Already, Burma’s regime has made some tentative signals that it is willing to acquiesce to at least some of Washington’s aims, at least in the short term. Two meetings were held this month between the junta’s liaison officer, Labor Minister and retired Major General Aung Kyi, and pro-democracy leader Suu Kyi. Consequently, Suu Kyi was allowed to meet with representatives from the US, Australia and the European Union.
Her National League for Democracy (NLD) party has also been allowed to meet with foreign diplomats, including a meeting on Tuesday with the US charge d’ affaires, Larry Dinger. United States officials announced on October 8 that a senior Myanmar official – most observers believe it will be Prime Minister Lieutenant General Thein Sein – will be at a November meeting held between Obama and ASEAN in Singapore during the Asia-Pacific Economic Cooperation (APEC) summit.
What is not yet clear is why the generals have appeared to change their stance. It may be yet another attempt to put off international pressure only to revert back to repression and intransigence once attention has shifted elsewhere. Or the generals may be purposefully playing the US against China, knowing that any improvement in relations with Washington will improve its negotiating leverage with Beijing.
Conceptually, the US makes for a perfect counterbalance to what the Burmese generals see partially as a threat posed by Chinese domination through its fast expanding economic influence. The US also makes for a much stronger countervailing weight in balancing China’s influence than Beijing’s current major rival for influence, India.
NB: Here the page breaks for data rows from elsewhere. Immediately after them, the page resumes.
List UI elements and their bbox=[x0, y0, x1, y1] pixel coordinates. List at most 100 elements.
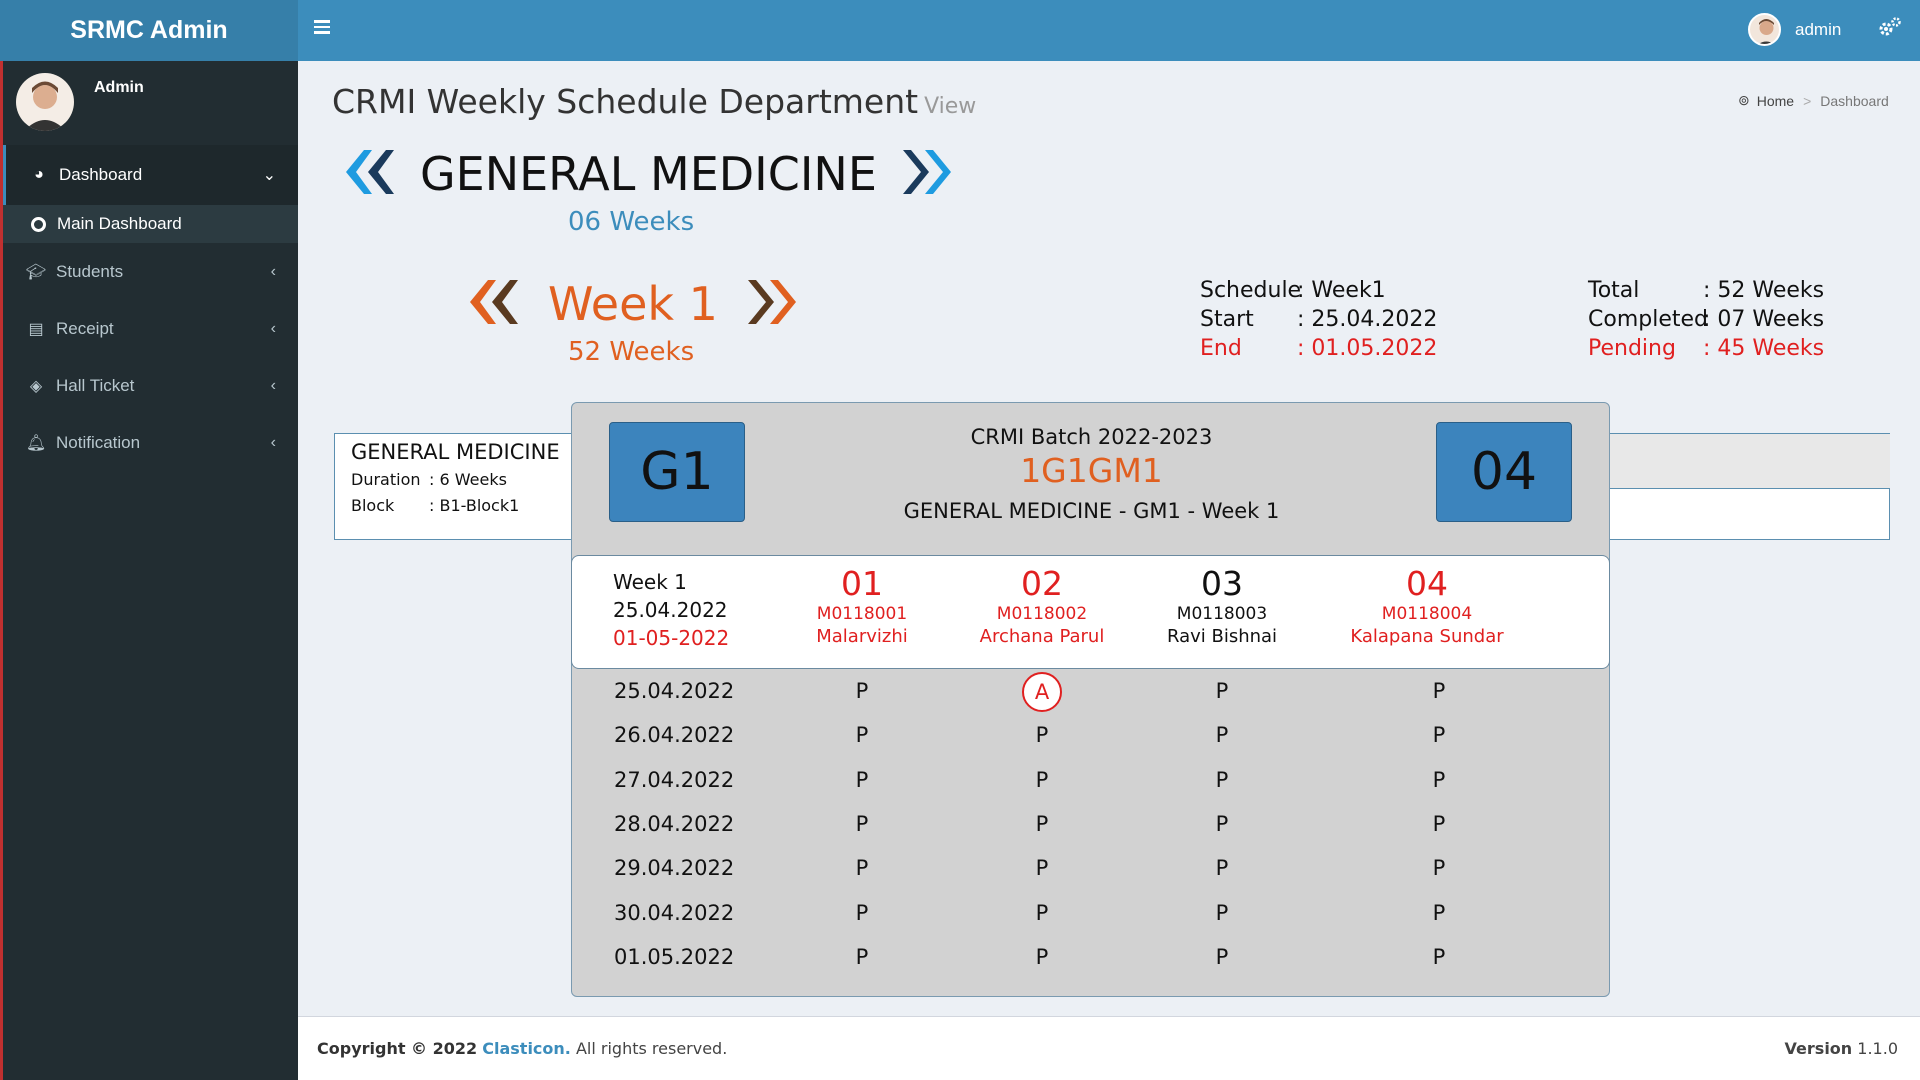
department-card-title: GENERAL MEDICINE bbox=[351, 440, 560, 464]
attendance-mark[interactable]: P bbox=[1035, 811, 1049, 836]
attendance-mark[interactable]: P bbox=[855, 900, 869, 925]
graduation-cap-icon: 🎓︎ bbox=[25, 263, 47, 281]
schedule-info: Schedule: Week1 Start : 25.04.2022 End : 0… bbox=[1200, 276, 1460, 363]
attendance-row: 26.04.2022 P P P P bbox=[572, 715, 1611, 759]
attendance-mark[interactable]: P bbox=[855, 679, 869, 703]
batch-title: CRMI Batch 2022-2023 bbox=[970, 425, 1213, 449]
attendance-mark[interactable]: P bbox=[1432, 811, 1446, 836]
start-value: : 25.04.2022 bbox=[1297, 307, 1438, 332]
attendance-mark[interactable]: P bbox=[1215, 679, 1229, 703]
end-value: : 01.05.2022 bbox=[1297, 336, 1438, 361]
attendance-row: 28.04.2022 P P P P bbox=[572, 804, 1611, 848]
attendance-mark[interactable]: P bbox=[855, 811, 869, 836]
attendance-mark[interactable]: P bbox=[1035, 856, 1049, 881]
attendance-row: 29.04.2022 P P P P bbox=[572, 848, 1611, 892]
app-logo[interactable]: SRMC Admin bbox=[0, 0, 298, 61]
circle-icon bbox=[31, 216, 46, 232]
breadcrumb-current: Dashboard bbox=[1820, 92, 1889, 109]
student-column[interactable]: 02 M0118002 Archana Parul bbox=[979, 564, 1105, 648]
student-column[interactable]: 01 M0118001 Malarvizhi bbox=[816, 564, 908, 648]
total-label: Total bbox=[1588, 278, 1640, 303]
schedule-modal: G1 04 CRMI Batch 2022-2023 1G1GM1 GENERA… bbox=[571, 402, 1610, 997]
chevron-left-icon: ‹ bbox=[270, 376, 276, 394]
start-label: Start bbox=[1200, 307, 1254, 332]
attendance-mark[interactable]: P bbox=[1215, 944, 1229, 969]
attendance-date: 29.04.2022 bbox=[614, 856, 735, 881]
end-label: End bbox=[1200, 336, 1242, 361]
attendance-mark[interactable]: P bbox=[1432, 679, 1446, 703]
batch-code: 1G1GM1 bbox=[1020, 451, 1163, 490]
attendance-mark[interactable]: P bbox=[1215, 856, 1229, 881]
pie-chart-icon: ◕ bbox=[34, 166, 44, 183]
attendance-mark[interactable]: P bbox=[855, 767, 869, 792]
week-total: 52 Weeks bbox=[568, 337, 695, 367]
next-week-icon[interactable] bbox=[744, 278, 800, 331]
sidebar-item-receipt[interactable]: ▤ Receipt ‹ bbox=[3, 300, 298, 357]
schedule-label: Schedule bbox=[1200, 278, 1302, 303]
page-title: CRMI Weekly Schedule Department View bbox=[332, 82, 977, 121]
attendance-mark[interactable]: P bbox=[855, 944, 869, 969]
attendance-mark[interactable]: P bbox=[1432, 856, 1446, 881]
attendance-row: 27.04.2022 P P P P bbox=[572, 760, 1611, 804]
attendance-mark[interactable]: P bbox=[855, 723, 869, 748]
brand-link[interactable]: Clasticon. bbox=[482, 1039, 571, 1058]
menu-toggle-icon[interactable] bbox=[314, 17, 334, 41]
prev-week-icon[interactable] bbox=[466, 278, 522, 331]
attendance-mark[interactable]: P bbox=[1432, 723, 1446, 748]
group-tile: G1 bbox=[609, 422, 745, 522]
prev-department-icon[interactable] bbox=[342, 148, 398, 201]
attendance-mark[interactable]: P bbox=[1215, 723, 1229, 748]
breadcrumb-home[interactable]: Home bbox=[1756, 92, 1795, 109]
attendance-row: 25.04.2022 P A P P bbox=[572, 671, 1611, 715]
user-menu[interactable]: admin bbox=[1748, 13, 1841, 46]
attendance-date: 27.04.2022 bbox=[614, 767, 735, 792]
sidebar-item-students[interactable]: 🎓︎ Students ‹ bbox=[3, 243, 298, 300]
attendance-row: 30.04.2022 P P P P bbox=[572, 893, 1611, 937]
sidebar-item-hall-ticket[interactable]: ◈ Hall Ticket ‹ bbox=[3, 357, 298, 414]
attendance-mark[interactable]: A bbox=[1022, 672, 1062, 712]
chevron-left-icon: ‹ bbox=[270, 319, 276, 337]
department-weeks: 06 Weeks bbox=[568, 207, 695, 237]
batch-subtitle: GENERAL MEDICINE - GM1 - Week 1 bbox=[903, 499, 1280, 523]
attendance-mark[interactable]: P bbox=[1215, 900, 1229, 925]
attendance-mark[interactable]: P bbox=[1035, 900, 1049, 925]
week-name: Week 1 bbox=[548, 277, 718, 331]
avatar bbox=[16, 73, 74, 131]
receipt-icon: ▤ bbox=[28, 320, 44, 338]
attendance-row: 01.05.2022 P P P P bbox=[572, 937, 1611, 981]
sidebar-user-panel: Admin bbox=[3, 61, 298, 141]
department-selector: GENERAL MEDICINE bbox=[342, 147, 955, 201]
sidebar-item-notification[interactable]: 🔔︎ Notification ‹ bbox=[3, 414, 298, 471]
attendance-mark[interactable]: P bbox=[1432, 900, 1446, 925]
sidebar-item-label: Hall Ticket bbox=[56, 375, 135, 395]
week-range: Week 1 25.04.2022 01-05-2022 bbox=[613, 570, 730, 650]
next-department-icon[interactable] bbox=[899, 148, 955, 201]
sidebar-item-dashboard[interactable]: ◕ Dashboard ⌄ bbox=[3, 145, 298, 205]
attendance-mark[interactable]: P bbox=[1432, 944, 1446, 969]
completed-value: : 07 Weeks bbox=[1703, 307, 1825, 332]
students-header: Week 1 25.04.2022 01-05-2022 01 M0118001… bbox=[571, 555, 1610, 669]
total-value: : 52 Weeks bbox=[1703, 278, 1825, 303]
attendance-mark[interactable]: P bbox=[1432, 767, 1446, 792]
pending-label: Pending bbox=[1588, 336, 1676, 361]
sidebar-item-main-dashboard[interactable]: Main Dashboard bbox=[3, 205, 298, 243]
duration-line: Duration: 6 Weeks bbox=[351, 470, 507, 489]
attendance-date: 25.04.2022 bbox=[614, 679, 735, 703]
sidebar: Admin ◕ Dashboard ⌄ Main Dashboard 🎓︎ St… bbox=[0, 61, 298, 1080]
attendance-mark[interactable]: P bbox=[1035, 767, 1049, 792]
sidebar-item-label: Notification bbox=[56, 432, 141, 452]
attendance-mark[interactable]: P bbox=[1035, 723, 1049, 748]
chevron-left-icon: ‹ bbox=[270, 433, 276, 451]
top-navbar: SRMC Admin admin bbox=[0, 0, 1920, 61]
schedule-value: : Week1 bbox=[1297, 278, 1386, 303]
settings-gear-icon[interactable] bbox=[1878, 16, 1902, 44]
attendance-mark[interactable]: P bbox=[1215, 767, 1229, 792]
student-column[interactable]: 04 M0118004 Kalapana Sundar bbox=[1350, 564, 1504, 648]
pending-value: : 45 Weeks bbox=[1703, 336, 1825, 361]
attendance-mark[interactable]: P bbox=[1035, 944, 1049, 969]
sidebar-item-label: Main Dashboard bbox=[57, 214, 182, 233]
attendance-mark[interactable]: P bbox=[855, 856, 869, 881]
attendance-mark[interactable]: P bbox=[1215, 811, 1229, 836]
ticket-icon: ◈ bbox=[29, 377, 43, 395]
student-column[interactable]: 03 M0118003 Ravi Bishnai bbox=[1166, 564, 1278, 648]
A closer relationship with the US would certainly force China to revise its relations with the regime in order to safeguard its interests in an area that it previously had almost monopolistic control. US influence in Burma could also go some way to negate the strategic advantages China has gained through moves to turn Burma into a corridor for trade and oil and gas distribution to its landlocked southwest and its ability to bypass the Malacca Straits, which Beijing fears the US navy could blockade in case of any conflict.
One area that could see immediate change is China’s support for ethnic insurgents along its border with Burma. The junta is placing heavy pressure on the ceasefire groups to become border guard units under army control and join in the 2010 elections. Ethnic leaders have so far resisted the demand and with a deadline set for the end of this month, civil war has become a real possibility.
So far, China has been careful to provide only enough support to deter the Burmese army from making any rash moves and some have questioned the apparent lack of Chinese support for ethnic Chinese Kokang insurgents who were routed in September.
This may change, however, as closer ties with the US could push China to maintain or even strengthen relations with ceasefire groups along the border in a show of strength to safeguard its interests. Unless Burma’s rulers are serious about change in their country that conforms to US criteria, it will be some time before relations between the two countries normalize.
In the meantime, the US now at least has a seat at the table with the generals to discuss China’s role in Burma, and with concessions could potentially provide the regime with diplomatic and economic alternatives that gradually shift the region’s balance of power.